In the second century a controversy erupted between the Bishop of Rome, Victor, and the churches of Asia (modern-day Turkey) concerning the day on which Pascha is to be celebrated. The churches of Asia following their ancient tradition celebrated Pascha on the very day of the Jewish Passover, the 14th of Nisan, whatever day of the week that happened to be. Bishop Victor insisted harshly, to the point of threatening excommunication, that these churches of Asia celebrate Pascha on Sunday like the rest of the Church.

Bishop Irenaeus of Lyons (modern-day France) intervened by confirming that Pascha should be celebrated on Sunday because that is the day of our Lord’s Resurrection. However, he wrote, “The dispute is not only about the day, but also about the actual character of the fast (leading up to and including Pascha)…disregarding strict accuracy, our forefathers lived in peace with one another, and so do we: the divergency in the fast emphasizes our unanimity of our faith” (in Eusebius’s “Church History,” 5.24). Saint Irenaeus pointed out that all these churches were trying to accomplish the same goal of the Orthodox Faith despite their different dates of Pascha. Eventually all these local churches consented to celebrate Pascha on the same date each year, always a Sunday after the Jewish Passover.

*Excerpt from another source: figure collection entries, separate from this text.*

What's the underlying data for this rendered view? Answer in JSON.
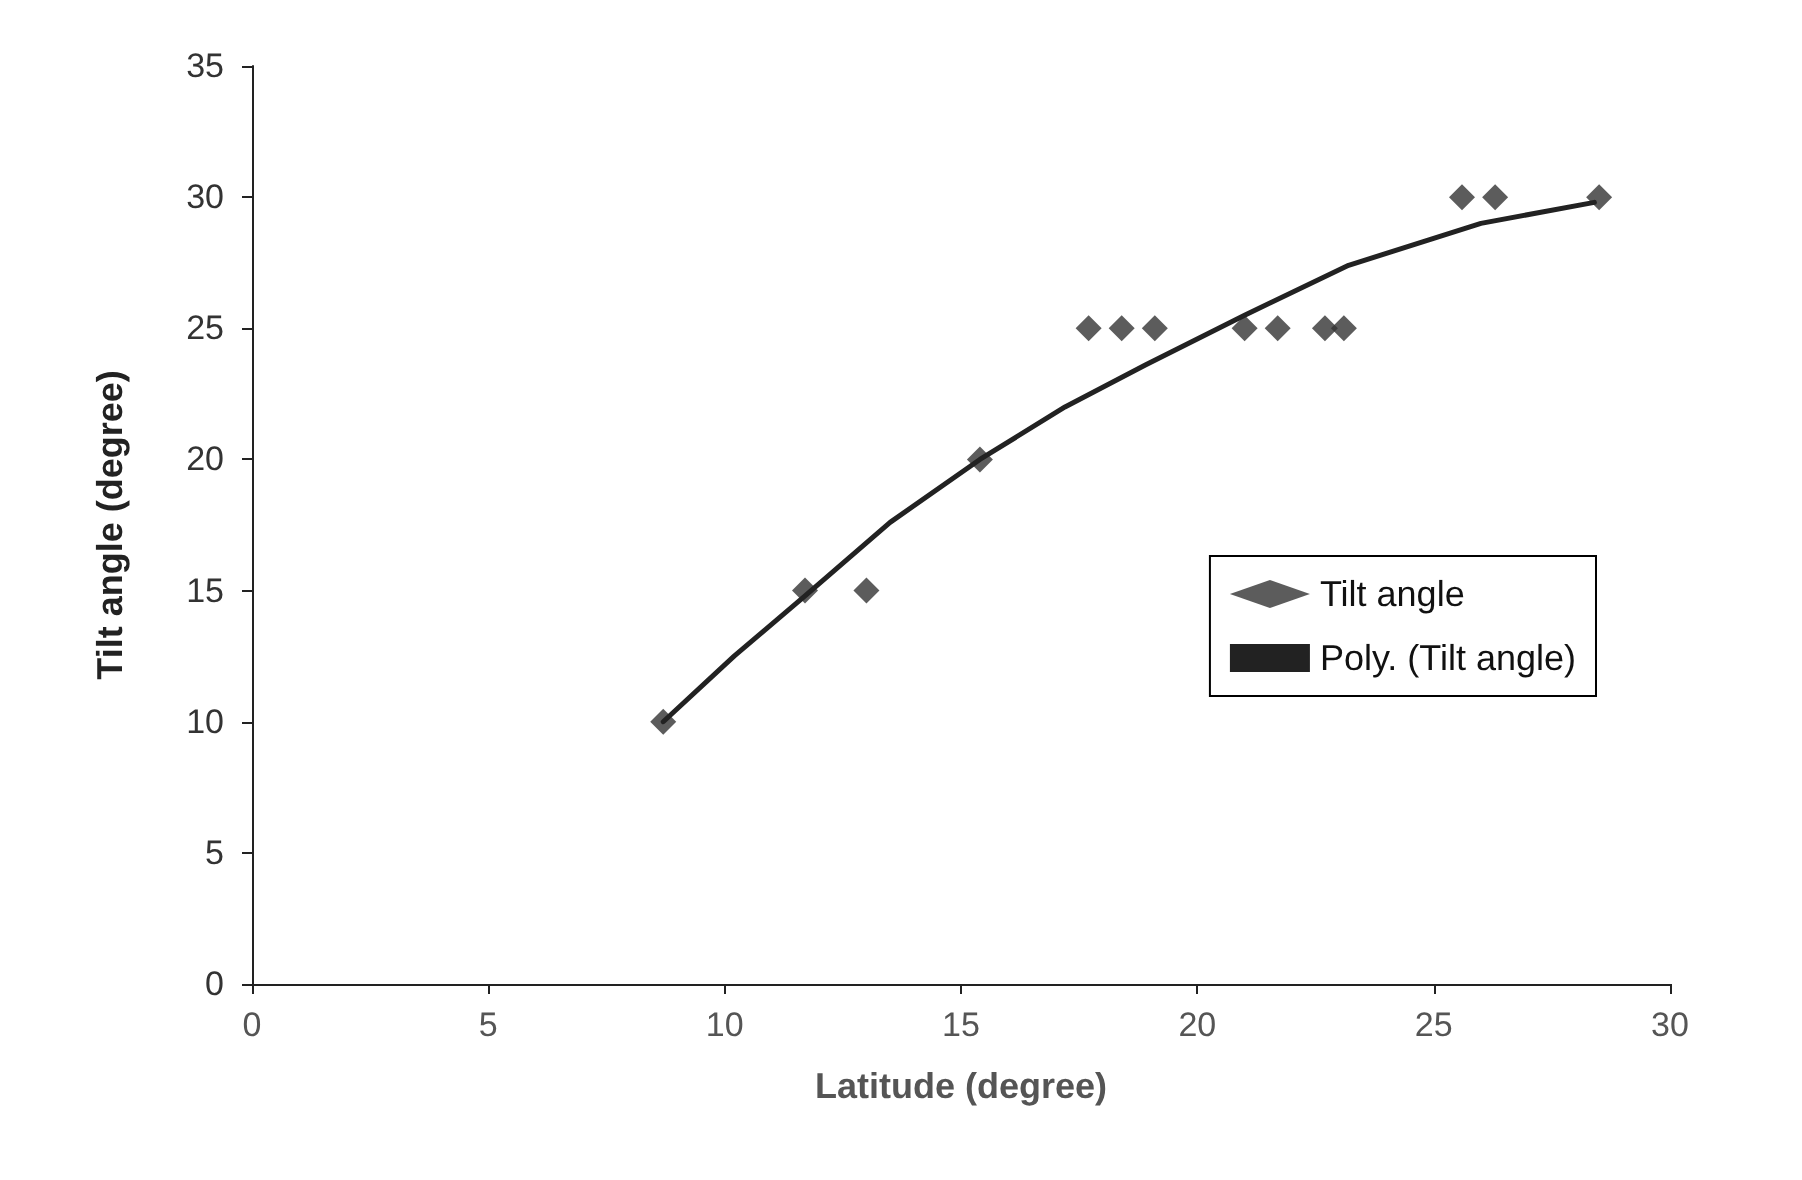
{
  "chart_data": {
    "type": "scatter",
    "xlabel": "Latitude (degree)",
    "ylabel": "Tilt angle (degree)",
    "xlim": [
      0,
      30
    ],
    "xticks": [
      0,
      5,
      10,
      15,
      20,
      25,
      30
    ],
    "ylim": [
      0,
      35
    ],
    "yticks": [
      0,
      5,
      10,
      15,
      20,
      25,
      30,
      35
    ],
    "grid": false,
    "legend": "right",
    "marker": "diamond",
    "series": [
      {
        "name": "Tilt angle",
        "color": "#333333",
        "x": [
          8.7,
          11.7,
          13.0,
          15.4,
          17.7,
          18.4,
          19.1,
          21.0,
          21.7,
          22.7,
          23.1,
          25.6,
          26.3,
          28.5
        ],
        "values": [
          10,
          15,
          15,
          20,
          25,
          25,
          25,
          25,
          25,
          25,
          25,
          30,
          30,
          30
        ]
      },
      {
        "name": "Poly. (Tilt angle)",
        "type": "line",
        "marker": "none",
        "line_style": "solid",
        "color": "#222222",
        "x": [
          8.7,
          10.2,
          11.7,
          13.5,
          15.4,
          17.2,
          18.9,
          21.0,
          23.2,
          26.0,
          28.4
        ],
        "values": [
          10,
          12.5,
          14.8,
          17.6,
          20.0,
          22.0,
          23.6,
          25.5,
          27.4,
          29.0,
          29.8
        ]
      }
    ]
  }
}
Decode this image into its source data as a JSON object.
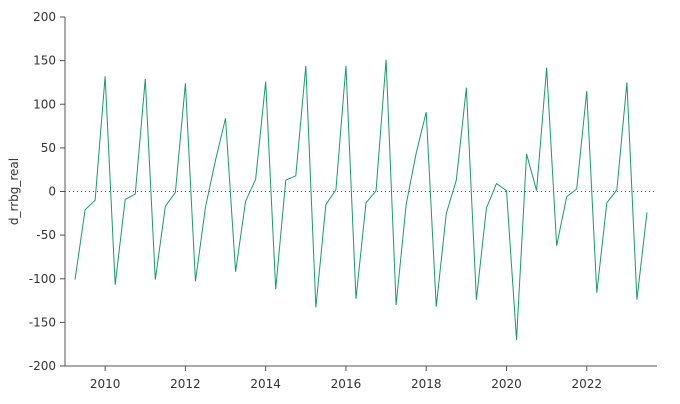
{
  "chart_data": {
    "type": "line",
    "title": "",
    "xlabel": "",
    "ylabel": "d_rrbg_real",
    "xlim": [
      2009.0,
      2023.75
    ],
    "ylim": [
      -200,
      200
    ],
    "x_ticks": [
      2010,
      2012,
      2014,
      2016,
      2018,
      2020,
      2022
    ],
    "x_tick_labels": [
      "2010",
      "2012",
      "2014",
      "2016",
      "2018",
      "2020",
      "2022"
    ],
    "y_ticks": [
      -200,
      -150,
      -100,
      -50,
      0,
      50,
      100,
      150,
      200
    ],
    "y_tick_labels": [
      "-200",
      "-150",
      "-100",
      "-50",
      "0",
      "50",
      "100",
      "150",
      "200"
    ],
    "zero_line": true,
    "grid": false,
    "series_color": "#1a9a6c",
    "zero_line_color": "#555555",
    "series": [
      {
        "name": "",
        "x": [
          2009.25,
          2009.5,
          2009.75,
          2010.0,
          2010.25,
          2010.5,
          2010.75,
          2011.0,
          2011.25,
          2011.5,
          2011.75,
          2012.0,
          2012.25,
          2012.5,
          2012.75,
          2013.0,
          2013.25,
          2013.5,
          2013.75,
          2014.0,
          2014.25,
          2014.5,
          2014.75,
          2015.0,
          2015.25,
          2015.5,
          2015.75,
          2016.0,
          2016.25,
          2016.5,
          2016.75,
          2017.0,
          2017.25,
          2017.5,
          2017.75,
          2018.0,
          2018.25,
          2018.5,
          2018.75,
          2019.0,
          2019.25,
          2019.5,
          2019.75,
          2020.0,
          2020.25,
          2020.5,
          2020.75,
          2021.0,
          2021.25,
          2021.5,
          2021.75,
          2022.0,
          2022.25,
          2022.5,
          2022.75,
          2023.0,
          2023.25,
          2023.5
        ],
        "values": [
          -101,
          -21,
          -10,
          132,
          -107,
          -9,
          -3,
          129,
          -101,
          -17,
          -1,
          124,
          -103,
          -18,
          36,
          84,
          -92,
          -11,
          14,
          126,
          -112,
          13,
          18,
          144,
          -133,
          -15,
          2,
          144,
          -123,
          -13,
          1,
          151,
          -130,
          -15,
          44,
          91,
          -132,
          -25,
          13,
          119,
          -124,
          -19,
          9,
          1,
          -170,
          43,
          1,
          142,
          -62,
          -6,
          3,
          115,
          -116,
          -13,
          2,
          125,
          -124,
          -24
        ]
      }
    ]
  }
}
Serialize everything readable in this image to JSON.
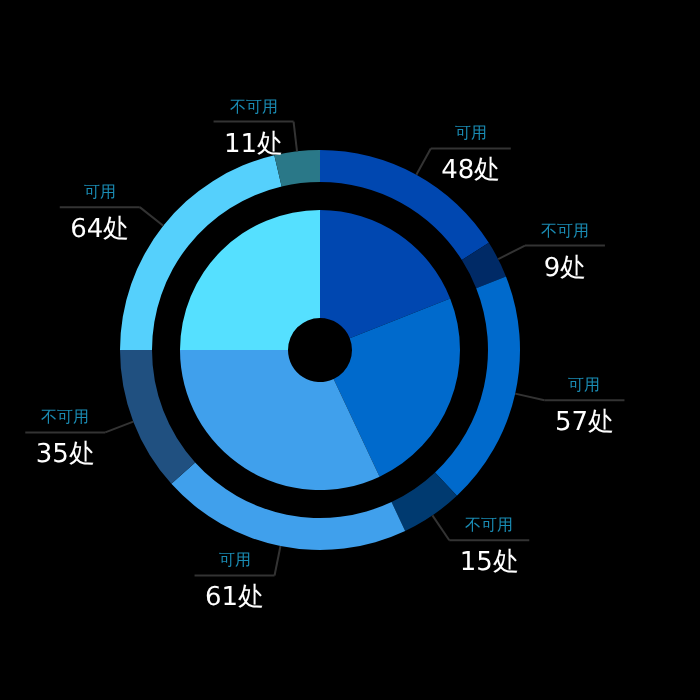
{
  "chart_data": [
    {
      "type": "donut",
      "categories": [
        "可用",
        "不可用",
        "可用",
        "不可用",
        "可用",
        "不可用",
        "可用",
        "不可用"
      ],
      "values": [
        48,
        9,
        57,
        15,
        61,
        35,
        64,
        11
      ],
      "value_labels": [
        "48处",
        "9处",
        "57处",
        "15处",
        "61处",
        "35处",
        "64处",
        "11处"
      ],
      "colors": [
        "#0047b0",
        "#002a66",
        "#006acc",
        "#003a70",
        "#40a0ec",
        "#205080",
        "#55d0fc",
        "#2a7888"
      ]
    },
    {
      "type": "donut",
      "categories": [
        null,
        null,
        null,
        null
      ],
      "values": [
        19,
        24,
        32,
        25
      ],
      "colors": [
        "#0047b0",
        "#006acc",
        "#40a0ec",
        "#55e0ff"
      ]
    }
  ]
}
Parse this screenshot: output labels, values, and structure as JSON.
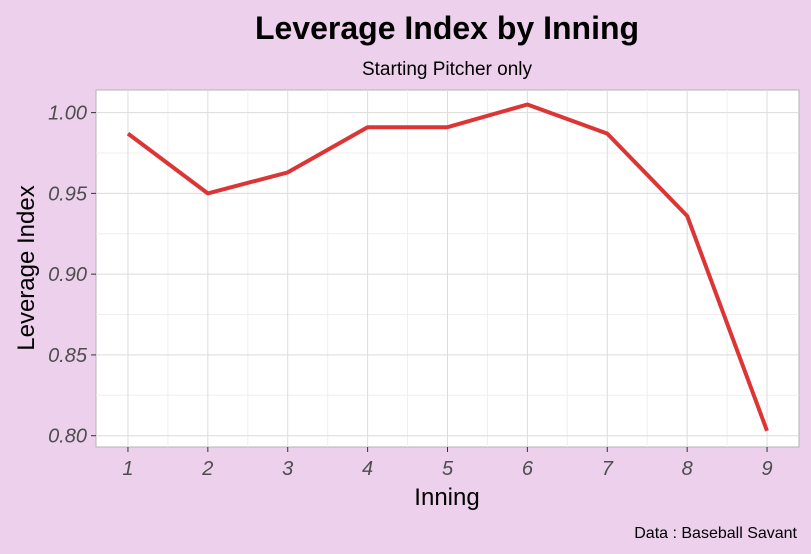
{
  "chart_data": {
    "type": "line",
    "title": "Leverage Index by Inning",
    "subtitle": "Starting Pitcher only",
    "xlabel": "Inning",
    "ylabel": "Leverage Index",
    "caption": "Data : Baseball Savant",
    "x": [
      1,
      2,
      3,
      4,
      5,
      6,
      7,
      8,
      9
    ],
    "x_tick_labels": [
      "1",
      "2",
      "3",
      "4",
      "5",
      "6",
      "7",
      "8",
      "9"
    ],
    "series": [
      {
        "name": "",
        "values": [
          0.987,
          0.95,
          0.963,
          0.991,
          0.991,
          1.005,
          0.987,
          0.936,
          0.803
        ],
        "color": "#dc3535"
      }
    ],
    "xlim": [
      0.6,
      9.4
    ],
    "ylim": [
      0.793,
      1.014
    ],
    "y_ticks": [
      0.8,
      0.85,
      0.9,
      0.95,
      1.0
    ],
    "y_tick_labels": [
      "0.80",
      "0.85",
      "0.90",
      "0.95",
      "1.00"
    ],
    "grid": true,
    "colors": {
      "background": "#ecd0ec",
      "panel": "#ffffff",
      "grid_major": "#dcdcdc",
      "grid_minor": "#efefef",
      "line": "#dc3535"
    }
  }
}
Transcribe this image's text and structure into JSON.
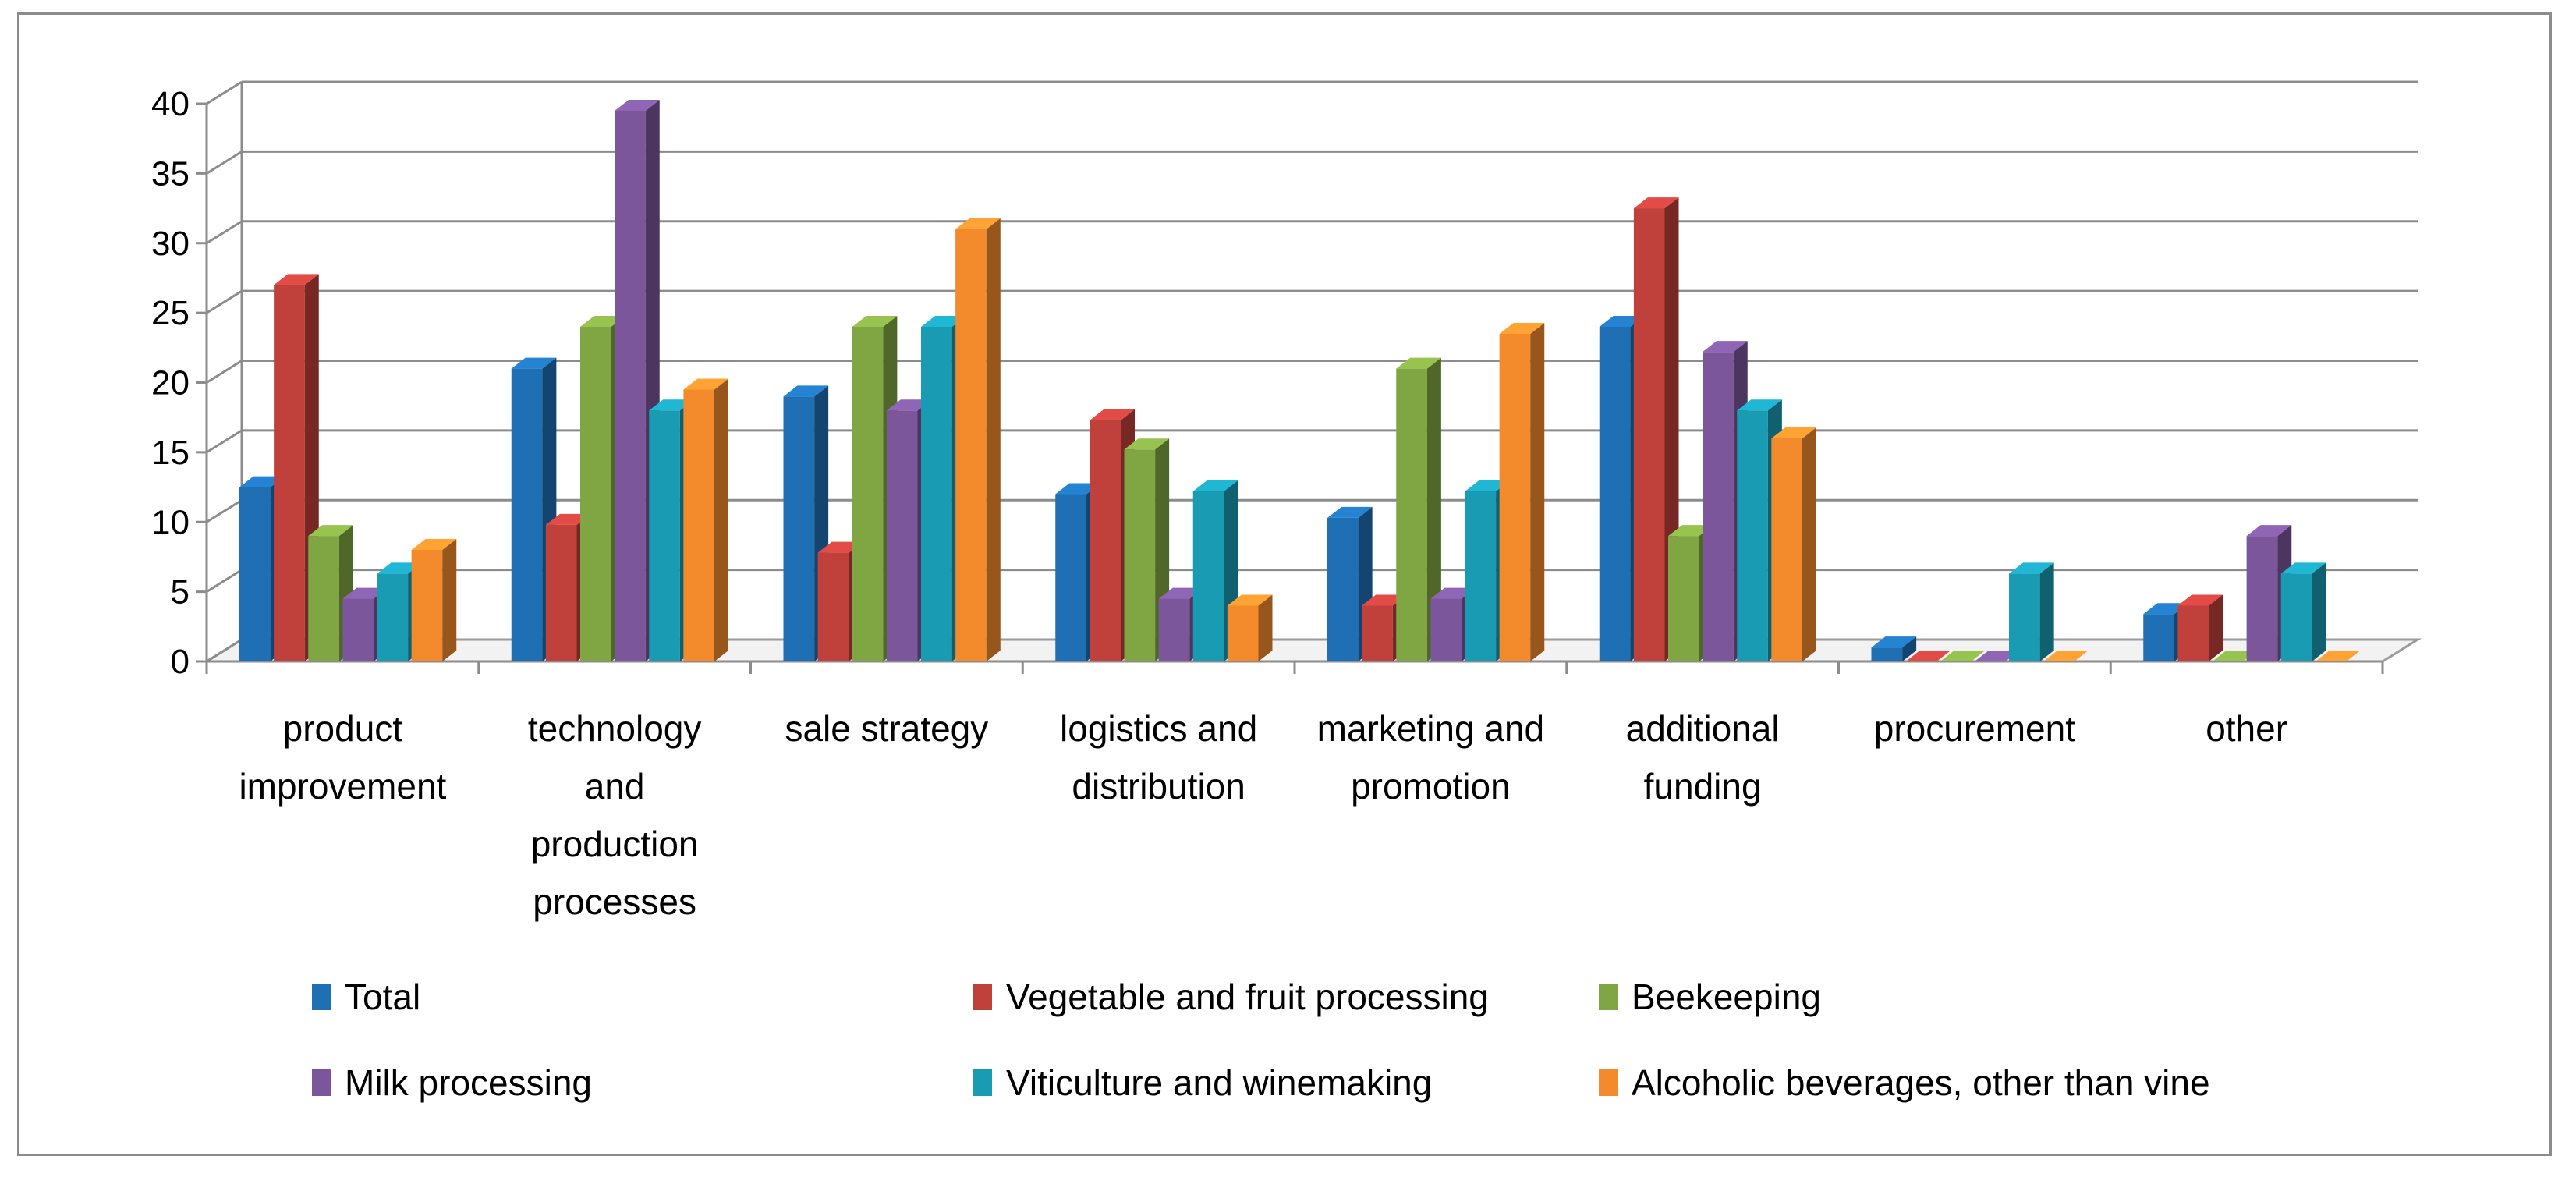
{
  "chart_data": {
    "type": "bar",
    "title": "",
    "xlabel": "",
    "ylabel": "",
    "ylim": [
      0,
      40
    ],
    "yticks": [
      0,
      5,
      10,
      15,
      20,
      25,
      30,
      35,
      40
    ],
    "grid": true,
    "legend_position": "bottom",
    "categories": [
      [
        "product",
        "improvement"
      ],
      [
        "technology",
        "and",
        "production",
        "processes"
      ],
      [
        "sale strategy"
      ],
      [
        "logistics and",
        "distribution"
      ],
      [
        "marketing and",
        "promotion"
      ],
      [
        "additional",
        "funding"
      ],
      [
        "procurement"
      ],
      [
        "other"
      ]
    ],
    "series": [
      {
        "name": "Total",
        "color": "#1f6fb4",
        "values": [
          12.5,
          21,
          19,
          12,
          10.3,
          24,
          1,
          3.4
        ]
      },
      {
        "name": "Vegetable and fruit processing",
        "color": "#c0403b",
        "values": [
          27,
          9.8,
          7.8,
          17.3,
          4,
          32.5,
          0,
          4
        ]
      },
      {
        "name": "Beekeeping",
        "color": "#7fa642",
        "values": [
          9,
          24,
          24,
          15.2,
          21,
          9,
          0,
          0
        ]
      },
      {
        "name": "Milk processing",
        "color": "#7b569a",
        "values": [
          4.5,
          39.5,
          18,
          4.5,
          4.5,
          22.2,
          0,
          9
        ]
      },
      {
        "name": "Viticulture and winemaking",
        "color": "#1a9bb4",
        "values": [
          6.3,
          18,
          24,
          12.2,
          12.2,
          18,
          6.3,
          6.3
        ]
      },
      {
        "name": "Alcoholic beverages, other than vine",
        "color": "#f38a2c",
        "values": [
          8,
          19.5,
          31,
          4,
          23.5,
          16,
          0,
          0
        ]
      }
    ]
  }
}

Socrates Scholasticus reiterates the same Orthodox principle when discussing local differences of the Lenten Fast leading up to Pascha. “The aim of the apostles was not to appoint festival days, but to teach a righteous life and piety” (“Church History,” 5.22; early 5th century). The date of Pascha has ultimate significance not in and of itself, but as it relates to attaining a righteous life and piety, in other words, salvation. The date of Pascha does not occur in isolation (e.g., going to Church once a year just because it’s Easter, or Pascha), but in harmony with everything preparing for it and resulting from it: not only Pre-Lent, Lent, Holy Week, and post-Paschal fifty days including Ascension and Pentecost, but also the catechumenate, Confession, Baptism, Christian worship (Liturgy), Holy Communion, Chrismation, and the sanctified life of repentance, faith, and love.

Salvation is a process best begun, continued, and completed where the doctrine and practice of Christ are present in their entirety (Gk., katholikos). This location in space and time is the one, holy, catholic, and apostolic Orthodox Church because in this place it is always Pascha. This is how and why the date of Pascha relates to our salvation.